Friday 29 January 2021

Review Film : Escape from Pretoria (2020)

#NAD_30HariMenulis2020
#Hari_ke_14
#NomorAbsen_302
Jumkat : 485 kata


Review Film Escape from Pretoria (2020)


    Saat Stephen dan aku lulus tahun 1973, separuh Afrika Selatan membara. Polisi menembaki anak-anak kulit hitam seperti kelinci, sementara lainnya meminum pina coladas di pantai khusus kulit putih mereka. Tumbuh besar di bawah Apartheid, artinya pemisahan orang berdasarkan warna kulit mereka. Dan, saat kami membuka mata, realita Apartheid sebenarnya terpampang jelas di hadapan kami.

    Apa yang biasa kami terima, kini kami tolak. Kami tak ingin hidup dibangun dari kebohongan dan kelalaian. Kami ingin bergabung dengan usaha yang ada untuk demokrasi dan membebaskan Afrika Selatan dari diskriminasi ras dan melakukan sesuatu, kata-kata kami tak berarti. Apa yang kami pilih untuk lakukan adalah tindakan paling radikal. Dan, tidak diragukan paling meledakkan. Kami bergabung dengan Kongres anasiaonal afrika yang dilarang, Bersama saudara dan Saudari kulit hitam dan orang asia kami menyebarkan bahwa kebebasan dan kesetaraan bagi seluruh ras harus diperjuangkan tanpa peduli berapa pun harganya. Dan, harganya melebihi dari apa yang kami bayangkan.

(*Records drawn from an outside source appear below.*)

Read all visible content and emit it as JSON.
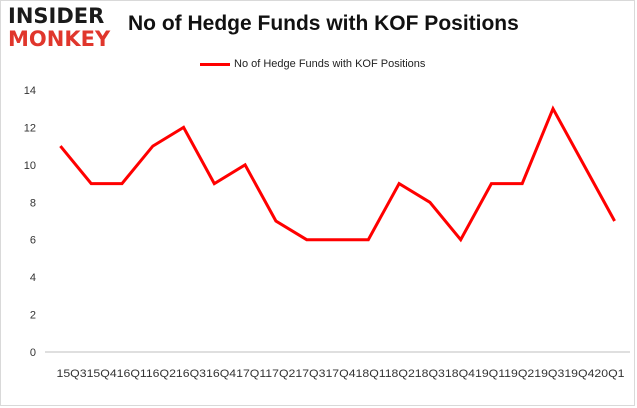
{
  "logo": {
    "line1": "INSIDER",
    "line2": "MONKEY"
  },
  "chart_data": {
    "type": "line",
    "title": "No of Hedge Funds with KOF Positions",
    "xlabel": "",
    "ylabel": "",
    "ylim": [
      0,
      14
    ],
    "yticks": [
      0,
      2,
      4,
      6,
      8,
      10,
      12,
      14
    ],
    "grid": false,
    "legend": "top-center",
    "categories": [
      "15Q3",
      "15Q4",
      "16Q1",
      "16Q2",
      "16Q3",
      "16Q4",
      "17Q1",
      "17Q2",
      "17Q3",
      "17Q4",
      "18Q1",
      "18Q2",
      "18Q3",
      "18Q4",
      "19Q1",
      "19Q2",
      "19Q3",
      "19Q4",
      "20Q1"
    ],
    "x_label_string": "15Q315Q416Q116Q216Q316Q417Q117Q217Q317Q418Q118Q218Q318Q419Q119Q219Q319Q420Q1",
    "series": [
      {
        "name": "No of Hedge Funds with KOF Positions",
        "values": [
          11,
          9,
          9,
          11,
          12,
          9,
          10,
          7,
          6,
          6,
          6,
          9,
          8,
          6,
          9,
          9,
          13,
          10,
          7
        ],
        "color": "#ff0000"
      }
    ]
  }
}
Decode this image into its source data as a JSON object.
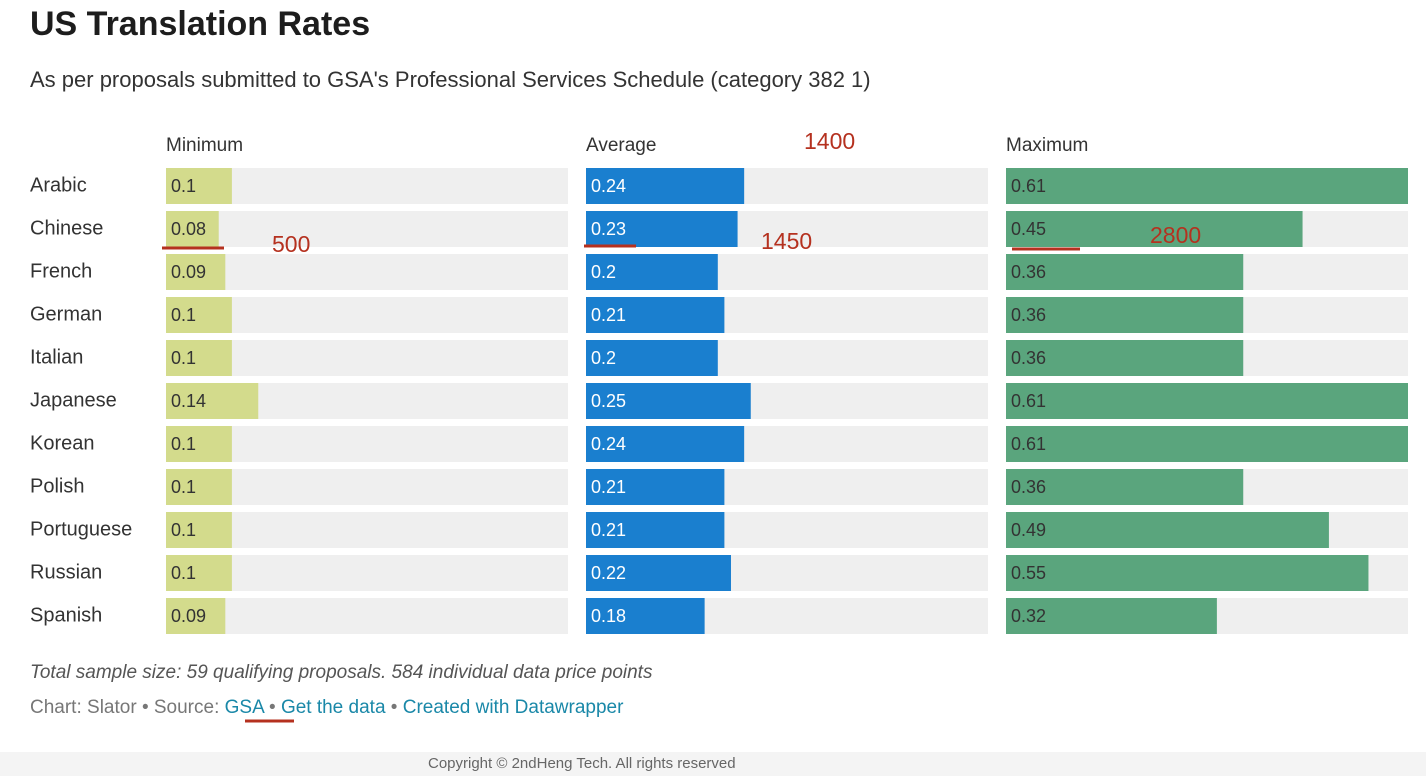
{
  "chart_data": {
    "type": "bar",
    "title": "US Translation Rates",
    "subtitle": "As per proposals submitted to GSA's Professional Services Schedule (category 382 1)",
    "categories": [
      "Arabic",
      "Chinese",
      "French",
      "German",
      "Italian",
      "Japanese",
      "Korean",
      "Polish",
      "Portuguese",
      "Russian",
      "Spanish"
    ],
    "series": [
      {
        "name": "Minimum",
        "color": "#d3db8c",
        "label_color": "#333333",
        "values": [
          0.1,
          0.08,
          0.09,
          0.1,
          0.1,
          0.14,
          0.1,
          0.1,
          0.1,
          0.1,
          0.09
        ]
      },
      {
        "name": "Average",
        "color": "#1a7fcf",
        "label_color": "#ffffff",
        "values": [
          0.24,
          0.23,
          0.2,
          0.21,
          0.2,
          0.25,
          0.24,
          0.21,
          0.21,
          0.22,
          0.18
        ]
      },
      {
        "name": "Maximum",
        "color": "#5aa57d",
        "label_color": "#333333",
        "values": [
          0.61,
          0.45,
          0.36,
          0.36,
          0.36,
          0.61,
          0.61,
          0.36,
          0.49,
          0.55,
          0.32
        ]
      }
    ],
    "xlim": [
      0,
      0.61
    ],
    "track_color": "#efefef",
    "annotations": [
      {
        "text": "500",
        "series": 0,
        "category": 1
      },
      {
        "text": "1400",
        "series": 1,
        "category": 0
      },
      {
        "text": "1450",
        "series": 1,
        "category": 1
      },
      {
        "text": "2800",
        "series": 2,
        "category": 1
      }
    ],
    "notes": "Total sample size: 59 qualifying proposals. 584 individual data price points",
    "credit": "Chart: Slator",
    "source_label": "Source:",
    "links": [
      "GSA",
      "Get the data",
      "Created with Datawrapper"
    ],
    "copyright": "Copyright © 2ndHeng Tech. All rights reserved"
  }
}
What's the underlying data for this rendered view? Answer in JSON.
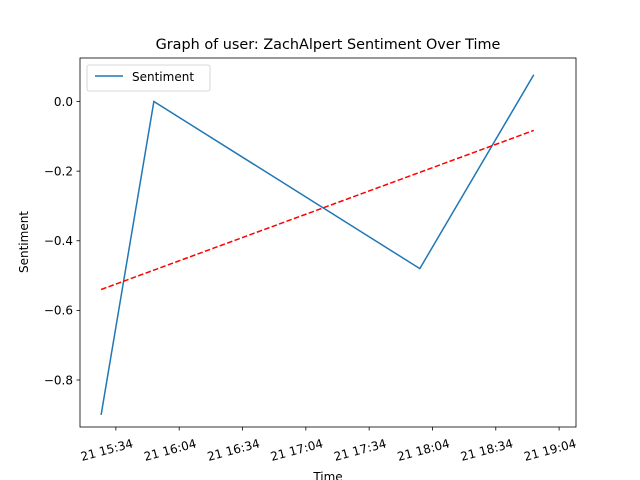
{
  "chart_data": {
    "type": "line",
    "title": "Graph of user: ZachAlpert Sentiment Over Time",
    "xlabel": "Time",
    "ylabel": "Sentiment",
    "x_unit": "time",
    "x_range": [
      "15:17",
      "19:12"
    ],
    "ylim": [
      -0.935,
      0.125
    ],
    "x_ticks": [
      {
        "t": "15:34",
        "label": "21 15:34"
      },
      {
        "t": "16:04",
        "label": "21 16:04"
      },
      {
        "t": "16:34",
        "label": "21 16:34"
      },
      {
        "t": "17:04",
        "label": "21 17:04"
      },
      {
        "t": "17:34",
        "label": "21 17:34"
      },
      {
        "t": "18:04",
        "label": "21 18:04"
      },
      {
        "t": "18:34",
        "label": "21 18:34"
      },
      {
        "t": "19:04",
        "label": "21 19:04"
      }
    ],
    "y_ticks": [
      {
        "v": 0.0,
        "label": "0.0"
      },
      {
        "v": -0.2,
        "label": "−0.2"
      },
      {
        "v": -0.4,
        "label": "−0.4"
      },
      {
        "v": -0.6,
        "label": "−0.6"
      },
      {
        "v": -0.8,
        "label": "−0.8"
      }
    ],
    "grid": false,
    "legend_position": "top-left",
    "series": [
      {
        "name": "Sentiment",
        "color": "#1f77b4",
        "style": "solid",
        "points": [
          {
            "t": "15:27",
            "y": -0.9
          },
          {
            "t": "15:52",
            "y": 0.0
          },
          {
            "t": "17:58",
            "y": -0.48
          },
          {
            "t": "18:52",
            "y": 0.077
          }
        ]
      },
      {
        "color": "#ff0000",
        "style": "dashed",
        "points": [
          {
            "t": "15:27",
            "y": -0.54
          },
          {
            "t": "18:52",
            "y": -0.083
          }
        ]
      }
    ]
  }
}
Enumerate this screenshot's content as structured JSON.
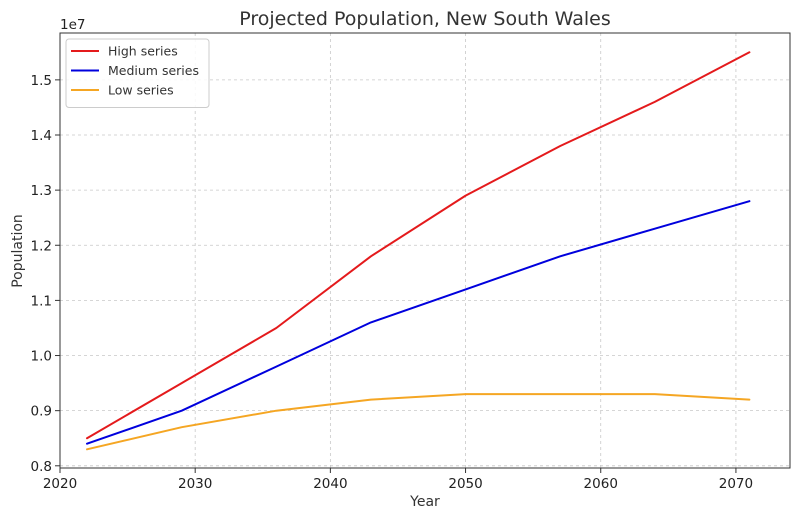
{
  "chart_data": {
    "type": "line",
    "title": "Projected Population, New South Wales",
    "xlabel": "Year",
    "ylabel": "Population",
    "offset_text": "1e7",
    "x": [
      2022,
      2029,
      2036,
      2043,
      2050,
      2057,
      2064,
      2071
    ],
    "series": [
      {
        "name": "High series",
        "color": "#e41a1c",
        "values": [
          8500000,
          9500000,
          10500000,
          11800000,
          12900000,
          13800000,
          14600000,
          15500000
        ]
      },
      {
        "name": "Medium series",
        "color": "#0000dd",
        "values": [
          8400000,
          9000000,
          9800000,
          10600000,
          11200000,
          11800000,
          12300000,
          12800000
        ]
      },
      {
        "name": "Low series",
        "color": "#f5a623",
        "values": [
          8300000,
          8700000,
          9000000,
          9200000,
          9300000,
          9300000,
          9300000,
          9200000
        ]
      }
    ],
    "xlim": [
      2020,
      2074
    ],
    "ylim": [
      7960000,
      15850000
    ],
    "xticks": [
      2020,
      2030,
      2040,
      2050,
      2060,
      2070
    ],
    "xtick_labels": [
      "2020",
      "2030",
      "2040",
      "2050",
      "2060",
      "2070"
    ],
    "yticks": [
      8000000,
      9000000,
      10000000,
      11000000,
      12000000,
      13000000,
      14000000,
      15000000
    ],
    "ytick_labels": [
      "0.8",
      "0.9",
      "1.0",
      "1.1",
      "1.2",
      "1.3",
      "1.4",
      "1.5"
    ],
    "grid": true,
    "legend_position": "top-left"
  }
}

    Di adegan awal, dua orang pemuda membawa sesuatu dengan tergesa-gesa. Menyimpannya di antara tumpukan sampah, sambil terus bergegas seolah diburu waktu. Mereka adalah Timothy Jenkin (Daniel Radcliffe) dan Stephen Lee (Daniel Webber). Orang-orang berkulit putih yang mendukung ANC agar kesamaan hak antar ras.

    Setelah satu bom meledak dengan menghamburkan kertas ke udara, mereka berdua berniat kabur. Namun, sebelum itu terjadi, polisi telah datang ke tempat dan memberhentikan mereka.

    Hingga pada akhirnya kedua lelaki itu dinyatakan bersalah pada Juni 1978, di cape town, Afrika Selatan. Mereka dituntun atas tindakan terorisme, tetapi dinyatakan bersalah karena menyebarkan selembaran kesamaan hak antar semua ras. Tim divonis 12 tahun dan Lee 8 tahun. Mereka akan dipenjara di Pretoria. Penjara dengan tingkat keamanan yang sangat ketat.

    Di penjara Pretoria, Tim dan Lee bertemu dengan beberapa narapidana, Denis Goldberg (Ian Hart) yang sudah dianggap tetua memberi masukan pada mereka agar membiasakan diri saja di sana, tanpa perlu berusaha melarikan diri. Namun, Leonard (Mark Leonard Winter) yang punya ambisi yang sama tetap mendukung mereka. Mereka bertiga lalu saling bahu membahu untuk bisa melarikan diri. Untuk kebebasan! Untuk kesamaan hak seluruh manusia!

    Secara alur, film ini terkesan lambat di awal, tetapi semakin cepat menuju akhir. Alur utamanya hanya tentang melarikan diri dari penjara, tetapi beberapa adegan, Rahmat sebagai penonton ikut merasakan ketegangan yang dihadirkan. Keren.

    Sejujurnya, Rahmat penasaran dengan film ini karena nilai historinya. Film ini adalah kisah nyata tentang Tim dan Lee. Sang sutradara, Francis Annan, berhasil menghadirkan kembali ketegangan yang mereka lalui ke dalam film.

    Dibanding membahas jalan cerita, Rahmat lebih tertarik dengan kesamaan hak antar ras. Bukan hal baru memang, tetapi sampai hari ini, deskriminasi antar ras (mungkin) masih terjadi bahkan di antara kita. Rahmat ambil contoh kekejaman Nazi di Jerman atas pembantaian Yahudi dan orang-orang berkulit hitam. Genosida 1994 di Rwanda, dan yang lainnya. Meskipun (katanya) sejarah akan selalu terulang, bukankah alangkah bagusnya jika yang terjadi berulang-ulang itu hanya yang baik-baiknya saja?

    Tim dan Lee adalah contoh, bahwa kesamaan derajat antar manusia tetap harus dilakukan, sebesar apa pun bayaran yang harus dikeluarkan.